I first heard this new “supergroup” Bonny Light Horseman while wandering around Sonic Boom Records a couple months ago. The band members are Eric D. Johnson, Anaïs Mitchell, and Josh Kaufman – all of whom I am not that familiar with, but I guess many people are because they are SUPER. I was struck by the clarity of their sound and their perfect vocal harmonies, so I bought their eponymously titled debut album. The video is from a live performance and it sounds very muck like it does on the album. No Depression wrote this about it:

That winter [of 2018], they made the trek to Dreamland Recording in Woodstock, New York, for another quick session to finish what they hoped would be enough for a record. “When we went to Woodstock, we knew we were trying to finish a record, and I think the question became, how to record in a way that felt of-a-piece with the Berlin stuff in an environment that was so different,” Mitchell says. They had a blast over the course of two days, again standing close to one another, playing live without headphones, and joined by Michael Lewis (bass, saxophone) and JT Bates (drums, percussion), as well as engineer Bella Blasco and mixer D. James Goodwin. That live sound results in an intimate, but atmospheric vibe that permeates every song on the album. These sessions took on that same sense of immediacy the band felt in Berlin, particularly with songs like “Deep in Love” and “The Roving,” two of the album’s standouts.

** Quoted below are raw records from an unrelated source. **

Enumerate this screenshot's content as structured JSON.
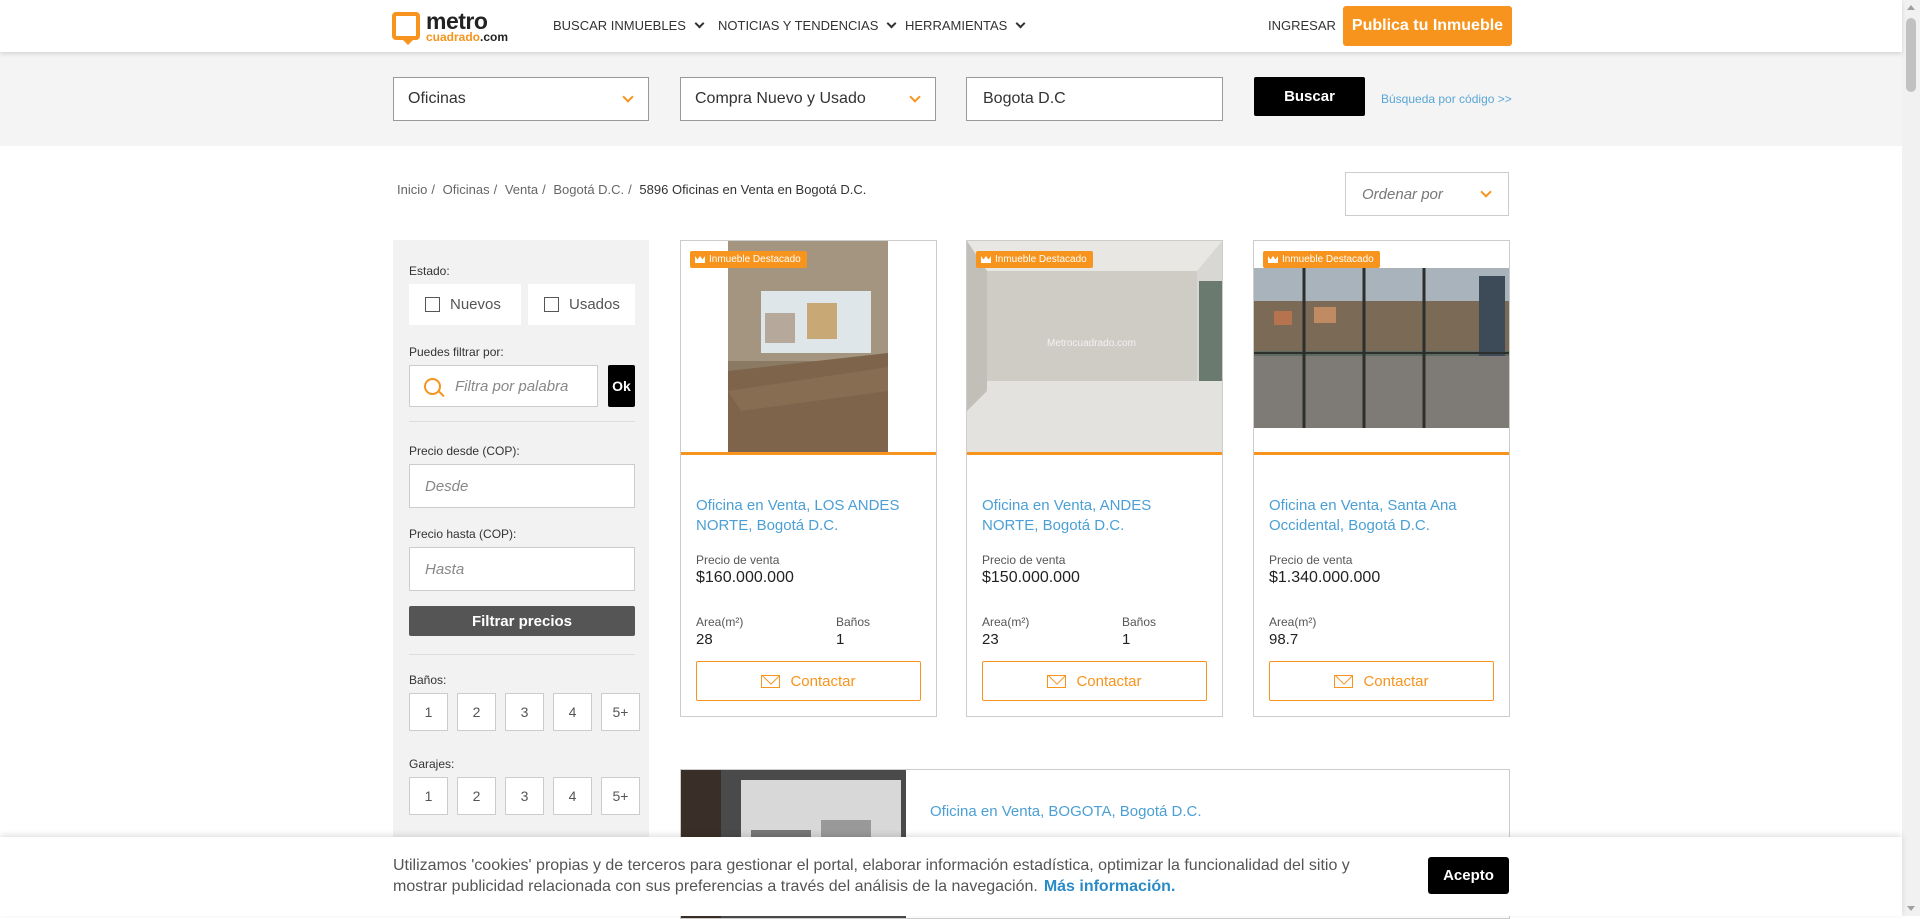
{
  "header": {
    "logo_main": "metro",
    "logo_sub_orange": "cuadrado",
    "logo_sub_dark": ".com",
    "nav": [
      "BUSCAR INMUEBLES",
      "NOTICIAS Y TENDENCIAS",
      "HERRAMIENTAS"
    ],
    "login": "INGRESAR",
    "publish": "Publica tu Inmueble"
  },
  "search": {
    "property_type": "Oficinas",
    "transaction": "Compra Nuevo y Usado",
    "location": "Bogota D.C",
    "button": "Buscar",
    "code_link": "Búsqueda por código >>"
  },
  "breadcrumb": {
    "items": [
      "Inicio",
      "Oficinas",
      "Venta",
      "Bogotá D.C."
    ],
    "separator": "/",
    "current": "5896 Oficinas en Venta en Bogotá D.C."
  },
  "sort": {
    "placeholder": "Ordenar por"
  },
  "filters": {
    "estado_label": "Estado:",
    "nuevos": "Nuevos",
    "usados": "Usados",
    "word_label": "Puedes filtrar por:",
    "word_placeholder": "Filtra por palabra",
    "ok": "Ok",
    "desde_label": "Precio desde (COP):",
    "desde_placeholder": "Desde",
    "hasta_label": "Precio hasta (COP):",
    "hasta_placeholder": "Hasta",
    "filter_button": "Filtrar precios",
    "banos_label": "Baños:",
    "banos_options": [
      "1",
      "2",
      "3",
      "4",
      "5+"
    ],
    "garajes_label": "Garajes:",
    "garajes_options": [
      "1",
      "2",
      "3",
      "4",
      "5+"
    ]
  },
  "listings": [
    {
      "badge": "Inmueble Destacado",
      "title": "Oficina en Venta, LOS ANDES NORTE, Bogotá D.C.",
      "price_label": "Precio de venta",
      "price": "$160.000.000",
      "area_label": "Area(m²)",
      "area": "28",
      "banos_label": "Baños",
      "banos": "1",
      "contact": "Contactar"
    },
    {
      "badge": "Inmueble Destacado",
      "title": "Oficina en Venta, ANDES NORTE, Bogotá D.C.",
      "price_label": "Precio de venta",
      "price": "$150.000.000",
      "area_label": "Area(m²)",
      "area": "23",
      "banos_label": "Baños",
      "banos": "1",
      "contact": "Contactar",
      "watermark": "Metrocuadrado.com"
    },
    {
      "badge": "Inmueble Destacado",
      "title": "Oficina en Venta, Santa Ana Occidental, Bogotá D.C.",
      "price_label": "Precio de venta",
      "price": "$1.340.000.000",
      "area_label": "Area(m²)",
      "area": "98.7",
      "contact": "Contactar"
    }
  ],
  "horizontal_listing": {
    "title": "Oficina en Venta, BOGOTA, Bogotá D.C."
  },
  "cookie": {
    "text": "Utilizamos 'cookies' propias y de terceros para gestionar el portal, elaborar información estadística, optimizar la funcionalidad del sitio y mostrar publicidad relacionada con sus preferencias a través del análisis de la navegación.",
    "more": "Más información.",
    "accept": "Acepto"
  },
  "colors": {
    "accent": "#f7941d",
    "link": "#4b9fd5",
    "sidebar_bg": "#f2f2f2"
  }
}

This last one is by another singer I learned about this year while reading No Depression reviews. Her name is Kyshona Armstrong. Here’s a snippet from the review.

Kyshona Armstrong honed her craft in the state mental hospital. Not as an inmate, but as a teacher. She broadened her musical healing abilities in prisons and also in schools, working with children diagnosed with emotional behavior disorders.

The singer, who records under her first name, has said that she never wanted to be in the spotlight. Armstrong had aspirations to be a psychologist, but a music scholarship opened up new possibilities for her in the field of musical therapy. She eventually realized that her message could do good from the stage as well.

On the title cut, Kyshona urges people within the sound of her voice to start their activism by the simple act of listening: “I know you wanna help / but you’re deaf to the mission / Even when you see the hand I’m dealt / You pretend it’s my decision.”

And last but not least, Pearl Jam is releasing a new album titled Gigaton tomorrow. Alexis Petridis wrote this about “Quick Escape” for The Guardian:

Quick Escape does a lot of Pearl Jammy stuff – big soaring chorus, more guitar histrionics – but sets them against an atmosphere that’s authentically spacey and strange, as again befits lyrics that have taken on an entirely unwitting kind of currency. If you’re going to release a song about the human race facing such catastrophe that escaping to another planet feels appealing, now is probably the moment to do it.

That’s all for this week. I’ll try and do this more often – maybe every couple of weeks or so.